Unification of AGNs
There is now ample evidence for partial unification of (a) Seyfert 1 and Seyfert 2 galaxies, in terms of obscuring tori and orientation effects; (b) steep-spectrum (lobe dominated) radio quasars and flat-spectrum (core dominated) radio quasars, in terms of relativistic beaming and orientation effects; and (c) blazars, radio-loud quasars and broad-line radio galaxies, and narrow-line radio galaxies, in terms of obscuring tori, relativistic beaming, and orientation effects. Variants or subsets of these basic sets have also been proposed — e.g., BL Lac objects and Fanaroff-Riley (1974) Class I galaxies. Much of the observational evidence was discussed at this conference, primarily by Bob Fosbury, Clive Tadhunter, Neal Jackson, Thaisa Storchi-Bergmann, Paul Alexander, Paolo Padovani, Dave Axon, and Alec Boksenberg, as well as in several posters; it involves spectropolarimetry, superluminal motion, projected sizes, relative numbers of different objects, lobe depolarization asymmetry, the inverse-Compton limit, ionization cones, variability, and other phenomena. A reasonable conclusion is that unification schemes must be correct at least to some degree.

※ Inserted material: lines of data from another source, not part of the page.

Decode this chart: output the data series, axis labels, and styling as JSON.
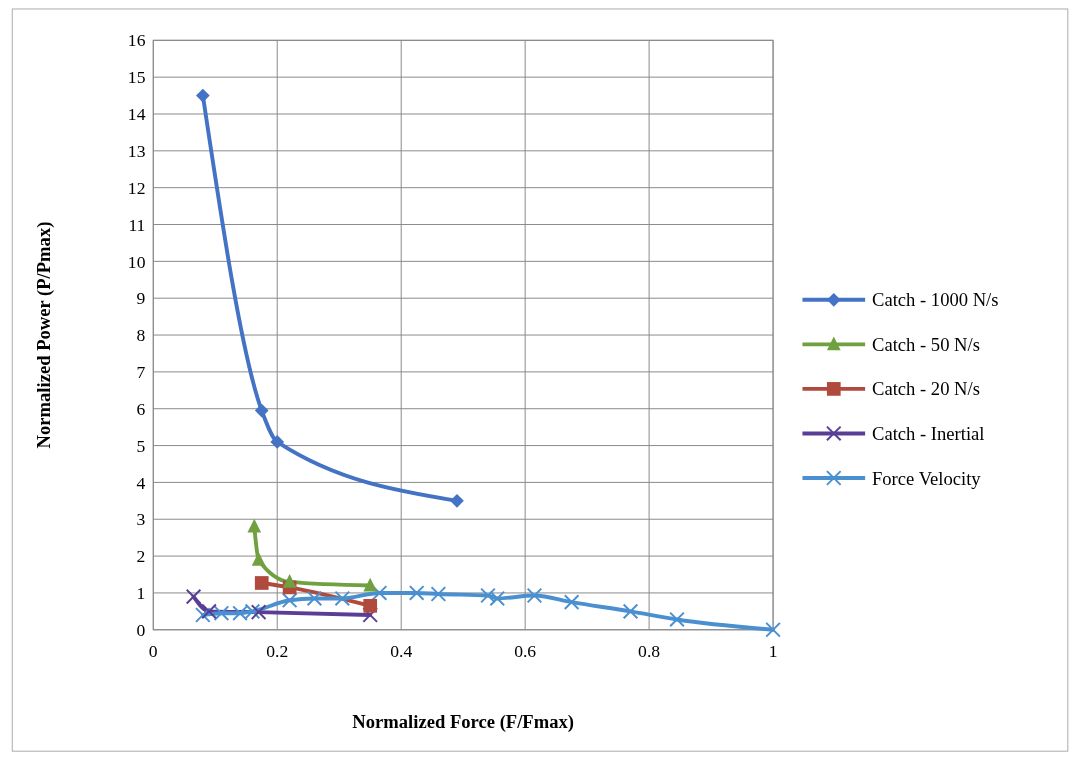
{
  "chart_data": {
    "type": "line",
    "xlabel": "Normalized Force (F/Fmax)",
    "ylabel": "Normalized Power (P/Pmax)",
    "xlim": [
      0,
      1
    ],
    "xticks": [
      0,
      0.2,
      0.4,
      0.6,
      0.8,
      1
    ],
    "ylim": [
      0,
      16
    ],
    "yticks": [
      0,
      1,
      2,
      3,
      4,
      5,
      6,
      7,
      8,
      9,
      10,
      11,
      12,
      13,
      14,
      15,
      16
    ],
    "grid": true,
    "legend": "right",
    "series": [
      {
        "name": "Catch - 1000 N/s",
        "color": "#4472c4",
        "marker": "diamond",
        "x": [
          0.08,
          0.175,
          0.2,
          0.49
        ],
        "values": [
          14.5,
          5.95,
          5.1,
          3.5
        ]
      },
      {
        "name": "Catch - 50 N/s",
        "color": "#70a040",
        "marker": "triangle",
        "x": [
          0.163,
          0.17,
          0.22,
          0.35
        ],
        "values": [
          2.8,
          1.9,
          1.3,
          1.2
        ]
      },
      {
        "name": "Catch - 20 N/s",
        "color": "#b04a3c",
        "marker": "square",
        "x": [
          0.175,
          0.22,
          0.35
        ],
        "values": [
          1.27,
          1.15,
          0.65
        ]
      },
      {
        "name": "Catch - Inertial",
        "color": "#5a3e96",
        "marker": "cross",
        "x": [
          0.065,
          0.09,
          0.17,
          0.35
        ],
        "values": [
          0.9,
          0.5,
          0.48,
          0.4
        ]
      },
      {
        "name": "Force Velocity",
        "color": "#4a90d0",
        "marker": "cross",
        "x": [
          0.08,
          0.11,
          0.14,
          0.16,
          0.22,
          0.26,
          0.305,
          0.365,
          0.425,
          0.46,
          0.54,
          0.555,
          0.615,
          0.675,
          0.77,
          0.845,
          1
        ],
        "values": [
          0.4,
          0.45,
          0.45,
          0.5,
          0.8,
          0.85,
          0.85,
          1,
          1,
          0.97,
          0.93,
          0.85,
          0.93,
          0.75,
          0.5,
          0.28,
          0
        ]
      }
    ]
  }
}
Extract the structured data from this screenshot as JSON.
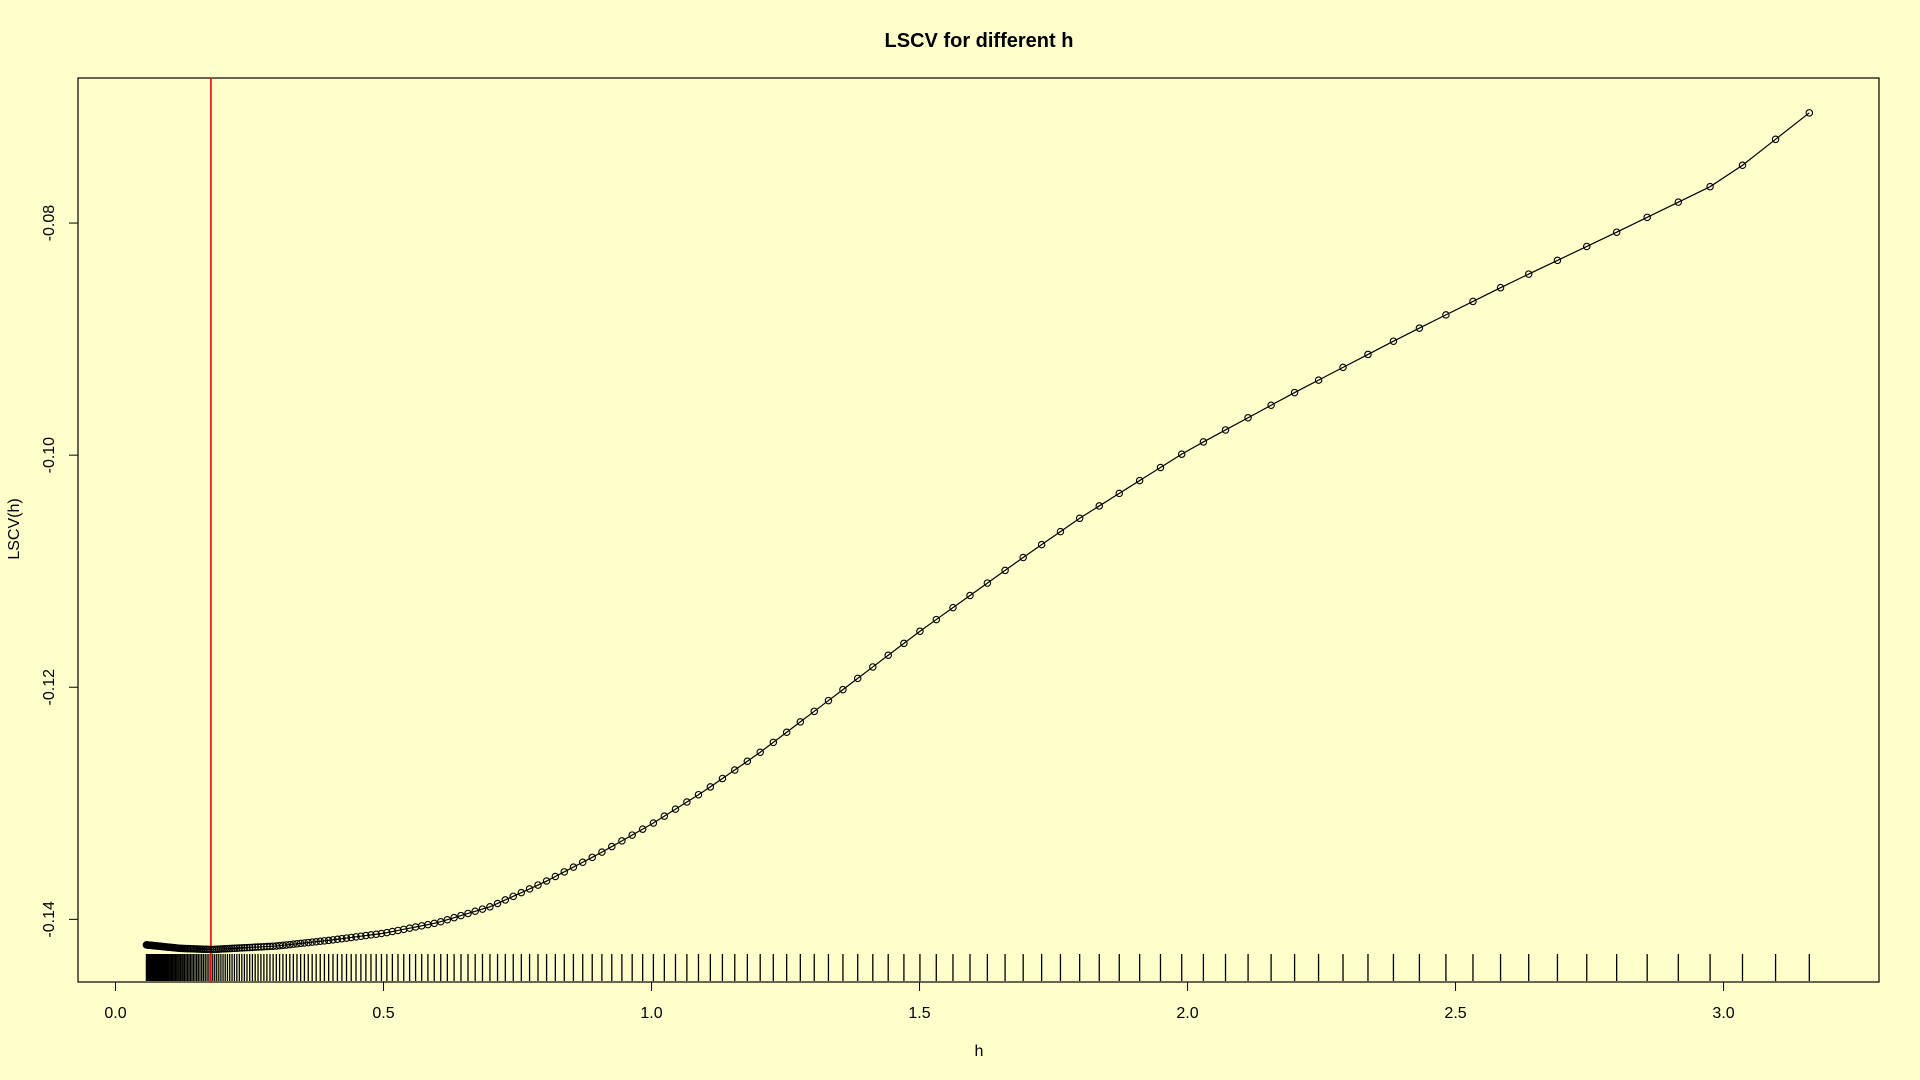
{
  "chart_data": {
    "type": "scatter",
    "title": "LSCV for different h",
    "xlabel": "h",
    "ylabel": "LSCV(h)",
    "xlim": [
      -0.07,
      3.29
    ],
    "ylim": [
      -0.1454,
      -0.0675
    ],
    "x_ticks": [
      0.0,
      0.5,
      1.0,
      1.5,
      2.0,
      2.5,
      3.0
    ],
    "x_tick_labels": [
      "0.0",
      "0.5",
      "1.0",
      "1.5",
      "2.0",
      "2.5",
      "3.0"
    ],
    "y_ticks": [
      -0.14,
      -0.12,
      -0.1,
      -0.08
    ],
    "y_tick_labels": [
      "-0.14",
      "-0.12",
      "-0.10",
      "-0.08"
    ],
    "series": [
      {
        "style": "points-and-line",
        "h_range": [
          0.0576,
          3.16
        ],
        "log_spacing": true,
        "n_points": 200,
        "key_points": [
          {
            "h": 0.0576,
            "lscv": -0.1422
          },
          {
            "h": 0.12,
            "lscv": -0.1425
          },
          {
            "h": 0.18,
            "lscv": -0.1426
          },
          {
            "h": 0.3,
            "lscv": -0.1423
          },
          {
            "h": 0.4,
            "lscv": -0.1418
          },
          {
            "h": 0.5,
            "lscv": -0.1412
          },
          {
            "h": 0.6,
            "lscv": -0.1403
          },
          {
            "h": 0.7,
            "lscv": -0.1389
          },
          {
            "h": 0.8,
            "lscv": -0.1368
          },
          {
            "h": 0.9,
            "lscv": -0.1344
          },
          {
            "h": 1.0,
            "lscv": -0.1318
          },
          {
            "h": 1.1,
            "lscv": -0.1289
          },
          {
            "h": 1.2,
            "lscv": -0.1257
          },
          {
            "h": 1.3,
            "lscv": -0.1222
          },
          {
            "h": 1.4,
            "lscv": -0.1187
          },
          {
            "h": 1.5,
            "lscv": -0.1152
          },
          {
            "h": 1.6,
            "lscv": -0.1119
          },
          {
            "h": 1.7,
            "lscv": -0.1086
          },
          {
            "h": 1.8,
            "lscv": -0.1054
          },
          {
            "h": 1.9,
            "lscv": -0.1025
          },
          {
            "h": 2.0,
            "lscv": -0.0996
          },
          {
            "h": 2.2,
            "lscv": -0.0946
          },
          {
            "h": 2.4,
            "lscv": -0.0898
          },
          {
            "h": 2.6,
            "lscv": -0.0852
          },
          {
            "h": 2.8,
            "lscv": -0.0808
          },
          {
            "h": 3.0,
            "lscv": -0.0763
          },
          {
            "h": 3.16,
            "lscv": -0.0705
          }
        ]
      }
    ],
    "vline": {
      "x": 0.178,
      "color": "#ff0000"
    },
    "rug": true,
    "grid": false,
    "colors": {
      "background": "#ffffcc",
      "points": "#000000",
      "line": "#000000",
      "vline": "#ff0000"
    }
  }
}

It is not so clear, however, that the strong forms of the unification schemes are valid. Specifically, let me focus on the unification of Seyfert 1 and Seyfert 2 galaxies (Antonucci & Miller 1985). The strong form states that these are exactly the same objects, simply viewed from different directions; no other factors (such as differences in the thickness or opening angle of the obscuring torus) are involved.